Molly Johnson and Jane Swanson, Spokespersons for San Luis Obispo Mothers for Peace (MFP), will share their knowledge of the high level wastes that have accumulated at the Diablo Canyon nuclear plant during over three decades of operation at the National Grassroots RadWaste Strategy Summit.

Pacific Gas and Electric Company (PG&E), owners of the Diablo Canyon nuclear plant, have transferred about a third of the wastes into thin-walled canisters that are encased in casks manufactured by the Holtec Corporation. These dry casks, cooled by the movement of air, sit on a concrete pad near the two reactors. The remainder of the “spent fuel”, which is a thousand times more radioactive than the same fuel before it undergoes fission in the reactors, is stored in two spent fuel pools. Borated water is used in the pools to cool the rods and prevent further nuclear fission. If the top 18 inches of the rods should be uncovered by the loss of this cooling water, exposure to air would cause the spent fuel rods to burn, releasing large amounts of radioactive particles into the atmosphere.

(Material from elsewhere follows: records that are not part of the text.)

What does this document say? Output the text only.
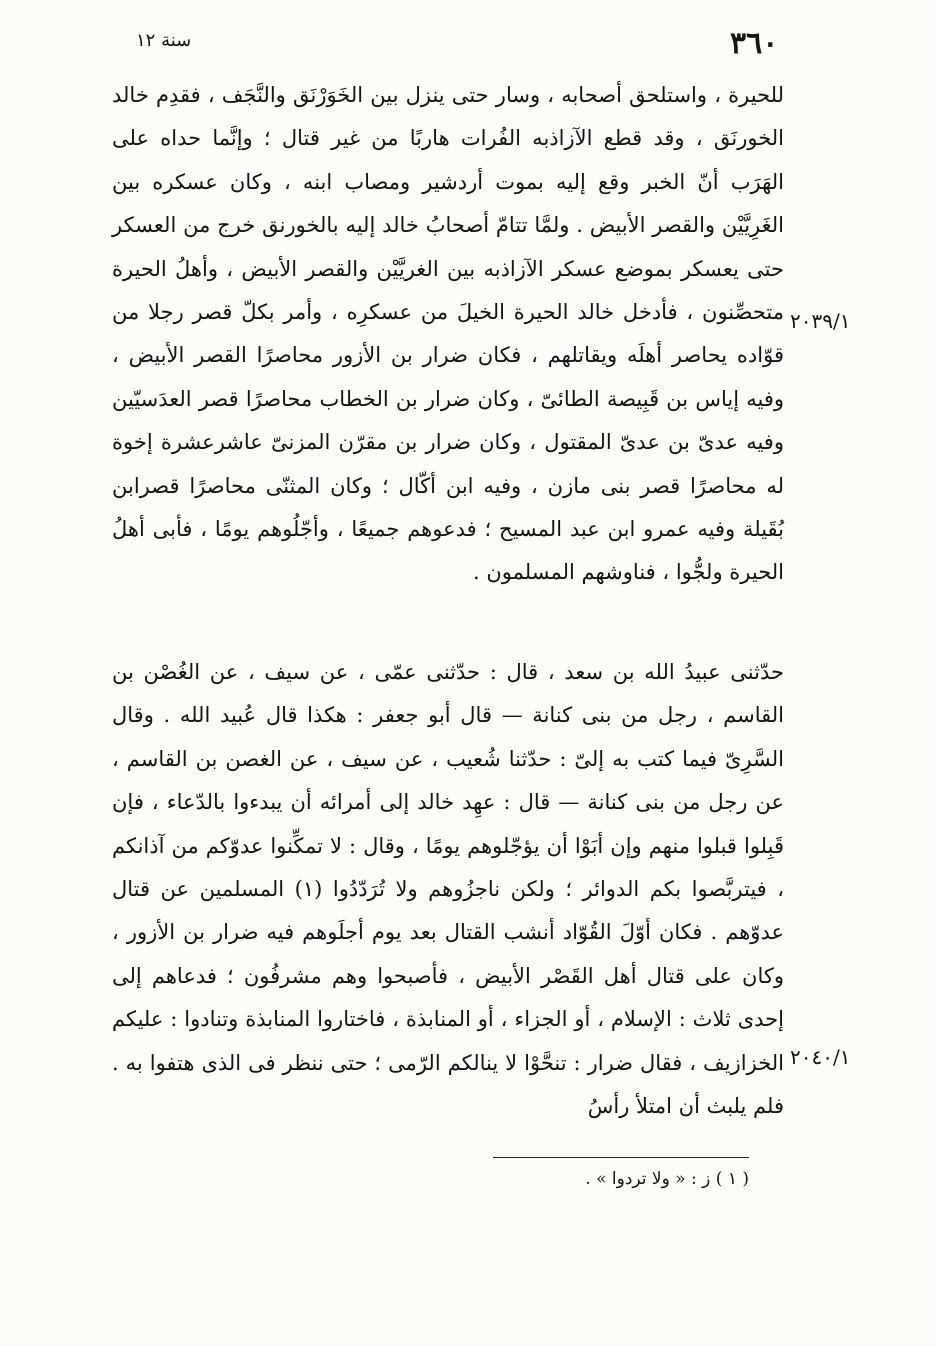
٣٦٠
سنة ١٢

للحيرة ، واستلحق أصحابه ، وسار حتى ينزل بين الخَوَرْنَق والنَّجَف ، فقدِم خالد الخورنَق ، وقد قطع الآزاذبه الفُرات هاربًا من غير قتال ؛ وإنَّما حداه على الهَرَب أنّ الخبر وقع إليه بموت أردشير ومصاب ابنه ، وكان عسكره بين الغَرِيَّيْن والقصر الأبيض . ولمَّا تتامّ أصحابُ خالد إليه بالخورنق خرج من العسكر حتى يعسكر بموضع عسكر الآزاذبه بين الغريَّيْن والقصر الأبيض ، وأهلُ الحيرة متحصِّنون ، فأدخل خالد الحيرة الخيلَ من عسكرِه ، وأمر بكلّ قصر رجلا من قوّاده يحاصر أهلَه ويقاتلهم ، فكان ضرار بن الأزور محاصرًا القصر الأبيض ، وفيه إياس بن قَبِيصة الطائىّ ، وكان ضرار بن الخطاب محاصرًا قصر العدَسيّين وفيه عدىّ بن عدىّ المقتول ، وكان ضرار بن مقرّن المزنىّ عاشرعشرة إخوة له محاصرًا قصر بنى مازن ، وفيه ابن أكّال ؛ وكان المثنّى محاصرًا قصرابن بُقَيلة وفيه عمرو ابن عبد المسيح ؛ فدعوهم جميعًا ، وأجّلُوهم يومًا ، فأبى أهلُ الحيرة ولجُّوا ، فناوشهم المسلمون .

٢٠٣٩/١

حدّثنى عبيدُ الله بن سعد ، قال : حدّثنى عمّى ، عن سيف ، عن الغُصْن بن القاسم ، رجل من بنى كنانة — قال أبو جعفر : هكذا قال عُبيد الله . وقال السَّرِىّ فيما كتب به إلىّ : حدّثنا شُعيب ، عن سيف ، عن الغصن بن القاسم ، عن رجل من بنى كنانة — قال : عهِد خالد إلى أمرائه أن يبدءوا بالدّعاء ، فإن قَبِلوا قبلوا منهم وإن أبَوْا أن يؤجّلوهم يومًا ، وقال : لا تمكِّنوا عدوّكم من آذانكم ، فيتربَّصوا بكم الدوائر ؛ ولكن ناجزُوهم ولا تُرَدّدُوا (١) المسلمين عن قتال عدوّهم . فكان أوّلَ القُوّاد أنشب القتال بعد يوم أجلَوهم فيه ضرار بن الأزور ، وكان على قتال أهل القَصْر الأبيض ، فأصبحوا وهم مشرفُون ؛ فدعاهم إلى إحدى ثلاث : الإسلام ، أو الجزاء ، أو المنابذة ، فاختاروا المنابذة وتنادوا : عليكم الخزازيف ، فقال ضرار : تنحَّوْا لا ينالكم الرّمى ؛ حتى ننظر فى الذى هتفوا به . فلم يلبث أن امتلأ رأسُ

٢٠٤٠/١
( ١ ) ز : « ولا تردوا » .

At this time, MFP favors Hardened On-Site Storage (HOSS) for the wastes at Diablo Canyon. This would involve moving all of the spent fuel out of the pools and into the most robust casks available. The casks would be stored in hardened bunkers to offer protection from terrorist attacks. HOSS also avoids the dangers of transporting high-level wastes by barge, rail or truck. Any transportation to other sites would involve transporting the wastes through major metropolitan areas, such as Los Angeles. It would also lead to dumping these wastes, which will be lethal for at 250,000 years if leaked into the environment, in poor communities, most likely in impoverished areas or on Native American lands.

PG&E for economic reasons has decided to close Unit 1 of the Diablo Canyon plant in 2024, and Unit 2 in 2025. The California Public Utilities Commission, which approved the plans for closure, has left the door open for PG&E to shut down the plant at an earlier date if economic conditions warrant such a change.